Grundfarben (unkalibriert)
Grundfarben (unkalibriert)
Sättigung (unkalibriert)
Sättigung (unkalibriert)
Graustufen (unkalibriert)
Graustufen (unkalibriert)
Grundfarben (kalibriert)
Grundfarben (kalibriert)
Sättigung (kalibriert)
Sättigung (kalibriert)
Graustufen (kalibriert)
Graustufen (kalibriert)

Obwohl die Anzeige mit weit über 300 cd/m² erfreulich hohe Helligkeitsreserven bietet, muss im Außeneinsatz mit gewissen Einschränkungen gerechnet werden. Wie bei jedem nicht entspiegelten Display sind Reflexionen insbesondere bei direktem Sonnenschein ständige Begleiter, sodass man besser ein etwas schattigeres Plätzchen zum Arbeiten aufsucht.

Außeneinsatz

Anders als ein TN-Panel toleriert der verbaute IPS-Monitor auch extreme schräge Blickwinkel, ohne dass die Bildqualität übermäßig leidet. Zwar nimmt auch hier der Kontrast bei zunehmender Abweichung von der Senkrechten sichtbar ab, doch bleibt der Anwender von invertierenden Farben und extremen Gammaverschiebungen verschont. So können auch mehrere Nutzer zeitgleich den Bildinhalt einsehen, zudem muss das Gerät speziell im Tablet-Modus nicht exakt auf die Augen des Betrachters ausgerichtet werden.
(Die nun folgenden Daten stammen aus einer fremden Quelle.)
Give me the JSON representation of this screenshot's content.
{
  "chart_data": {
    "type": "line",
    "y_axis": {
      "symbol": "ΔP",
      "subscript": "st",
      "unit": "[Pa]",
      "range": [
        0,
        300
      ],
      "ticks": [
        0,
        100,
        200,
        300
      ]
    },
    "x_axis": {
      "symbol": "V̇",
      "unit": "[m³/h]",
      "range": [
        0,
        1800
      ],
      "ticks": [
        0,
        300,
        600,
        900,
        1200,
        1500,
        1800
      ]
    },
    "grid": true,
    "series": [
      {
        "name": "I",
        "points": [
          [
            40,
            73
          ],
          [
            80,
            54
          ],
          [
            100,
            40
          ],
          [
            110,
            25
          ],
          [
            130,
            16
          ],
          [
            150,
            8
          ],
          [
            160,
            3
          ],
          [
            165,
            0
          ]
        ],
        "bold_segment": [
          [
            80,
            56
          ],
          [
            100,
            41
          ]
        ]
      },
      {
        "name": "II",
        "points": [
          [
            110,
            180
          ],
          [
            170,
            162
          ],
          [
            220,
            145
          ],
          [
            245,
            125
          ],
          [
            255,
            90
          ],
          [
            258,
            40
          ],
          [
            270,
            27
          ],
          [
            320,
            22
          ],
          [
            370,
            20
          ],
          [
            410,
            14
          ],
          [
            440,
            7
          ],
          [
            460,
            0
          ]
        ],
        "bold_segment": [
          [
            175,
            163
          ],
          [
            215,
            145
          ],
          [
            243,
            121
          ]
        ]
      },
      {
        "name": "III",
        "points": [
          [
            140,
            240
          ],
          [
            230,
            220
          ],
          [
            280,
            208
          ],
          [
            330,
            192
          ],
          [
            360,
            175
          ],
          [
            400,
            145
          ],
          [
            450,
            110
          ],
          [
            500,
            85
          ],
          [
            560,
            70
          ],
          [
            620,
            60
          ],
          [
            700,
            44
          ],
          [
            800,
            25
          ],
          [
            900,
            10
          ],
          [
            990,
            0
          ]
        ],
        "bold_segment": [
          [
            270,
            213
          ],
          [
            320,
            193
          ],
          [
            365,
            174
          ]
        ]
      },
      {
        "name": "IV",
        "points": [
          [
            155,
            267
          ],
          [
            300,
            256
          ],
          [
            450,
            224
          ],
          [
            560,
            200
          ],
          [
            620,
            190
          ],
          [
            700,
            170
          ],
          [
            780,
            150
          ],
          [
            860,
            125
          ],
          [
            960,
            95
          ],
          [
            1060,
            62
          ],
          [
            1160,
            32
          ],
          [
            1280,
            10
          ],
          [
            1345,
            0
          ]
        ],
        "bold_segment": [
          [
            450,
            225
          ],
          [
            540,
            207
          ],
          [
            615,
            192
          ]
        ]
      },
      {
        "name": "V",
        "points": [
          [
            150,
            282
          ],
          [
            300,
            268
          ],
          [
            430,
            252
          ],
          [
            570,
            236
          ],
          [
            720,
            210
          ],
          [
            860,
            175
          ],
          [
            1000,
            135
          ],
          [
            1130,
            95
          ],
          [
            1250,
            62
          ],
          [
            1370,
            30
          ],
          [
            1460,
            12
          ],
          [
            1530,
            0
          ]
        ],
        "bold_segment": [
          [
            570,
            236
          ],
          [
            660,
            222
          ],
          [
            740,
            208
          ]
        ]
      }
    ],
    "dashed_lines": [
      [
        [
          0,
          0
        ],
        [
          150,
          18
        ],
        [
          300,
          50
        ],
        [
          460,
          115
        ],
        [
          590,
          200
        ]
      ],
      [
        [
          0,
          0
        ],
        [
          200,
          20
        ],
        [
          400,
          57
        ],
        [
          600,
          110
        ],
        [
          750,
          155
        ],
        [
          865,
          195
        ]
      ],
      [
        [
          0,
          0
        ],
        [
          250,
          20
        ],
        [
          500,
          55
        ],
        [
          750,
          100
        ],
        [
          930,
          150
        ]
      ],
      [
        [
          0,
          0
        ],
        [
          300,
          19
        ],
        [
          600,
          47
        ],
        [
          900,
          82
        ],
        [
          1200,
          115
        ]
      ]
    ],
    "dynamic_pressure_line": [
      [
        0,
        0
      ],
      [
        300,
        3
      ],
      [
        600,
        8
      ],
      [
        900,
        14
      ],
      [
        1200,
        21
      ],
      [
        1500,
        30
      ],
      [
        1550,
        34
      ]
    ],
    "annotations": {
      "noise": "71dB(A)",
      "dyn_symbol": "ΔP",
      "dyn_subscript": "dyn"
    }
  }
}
Blickwinkel HP Elite x2 1011 G1
Blickwinkel HP Elite x2 1011 G1

Leistung

2,6 GHz maximale Turbo-Taktrate
2,6 GHz maximale Turbo-Taktrate

Mit Core M hat Intel Ende 2014 eine neue CPU-Baureihe aus der Taufe gehoben, die durch ihre besonders niedrige TDP von nur 4,5 Watt auch in ultramobilen 2-in-1-Geräten verbaut werden kann. Der von HP gewählte Core M-5Y51 repräsentiert das derzeit zweitschnellste Modell der Serie: Die beiden in 14-Nanometer-Technik gefertigten Broadwell-Kerne mit Hyper-Threading-Support takten mit 1,1 bis 2,6 GHz, die Größe des L3-Caches beträgt wie bei allen Core-M-Ablegern 4 MB.

Sämtliche Grafikberechnungen übernimmt die im Chip integrierte HD Graphics 5300 mit 24 Shader-Clustern, von Intel auch Execution Units (EUs) genannt. Technisch entspricht die GPU exakt der HD Graphics 5500 (zu finden in ULV-Modellen der 15-Watt-Klasse), allerdings wird der Taktspielraum von 300 bis 900 MHz durch die weitaus geringere TDP meist etwas schlechter ausgenutzt. API-seitig unterstützt die HD 5300 unter anderem den aktuellen DirectX-12-Standard, allerdings nur mit Feature Level 11_1. 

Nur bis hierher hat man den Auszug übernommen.